The Cardinal Hayes pitcher was a very tall guy (about 6’4”). He looked like a giant on the mound. SM and I were in the batters circle warming up for our at bat. I noticed the big tall guy was fast but he couldn’t get a pitch over the plate.
I told SM to be careful because this guy was wild as hell. He assured me not to worry. Anyway the first pitch went right at SM and hit him in the head. We did not have helmets in those days. SM was unconscious and the ambulance was called.
It frightened the heck out of me. I had already made my mind up on how I was going to handle myself with this pitcher. Our coach HL knew me well. He had an idea how I was going to handle myself.
I was a pretty smart kid, actually within the top 1% of my class. My father had already decided my career path. He told me I could do anything I wanted to do as long as I became a doctor. It was settled. I had to strike out quickly and not give this pitcher a chance to hit me in the head.
If I got hit in the head there goes medical school. He could knock my brains out. I knew I could not disappoint my father. He would kill me. My strategy was set. I would swing at the first three pitches no matter where they were. HL, our, coach read my mind. He came running out of the dugout as I was approaching the batters box. There was a three quarter hour delay of the game in order to get SM to the hospital. I had plenty of time to think. HL came running up to me and shouted, “Stanley I want you to keep you head in there.” The last thing I was going to do was keep my head in there and HL knew it.

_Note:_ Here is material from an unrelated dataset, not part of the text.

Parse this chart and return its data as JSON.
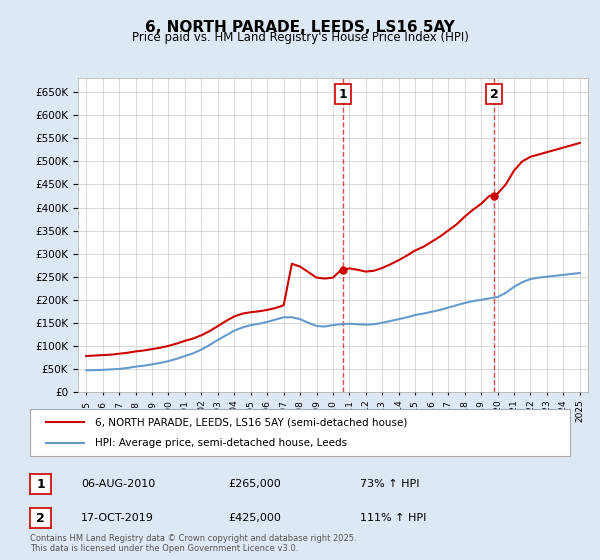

I had already concluded that I was going to blow this at bat. This guy would be out of there by the time I was at bat again. Needless to say, I had trouble getting out of the way of four wild pitches. They were so wild I did not have a chance to swing and miss. To my luck and my baseball career he walked me on four straight pitches. It disrupted my strategy. All I wanted to do was get safely into the dugout.
It turned out the 6’4” Cardinal High School pitcher walked the next two batters and was taken out of the game by his coach. We went on to score three runs and win the game despite their size and strength. It was not because we were so great. We just stuck in there even though we did not want to.
The lesson to be learned is never put you head in front of a fast ball. The healthcare system lesson to be learned from this story is even though they (the healthcare insurance industry) are bigger, more powerful and stronger you need to stick in there and do the right thing.
Remember there would be no healthcare system without the primary stakeholders, the patient and the physician.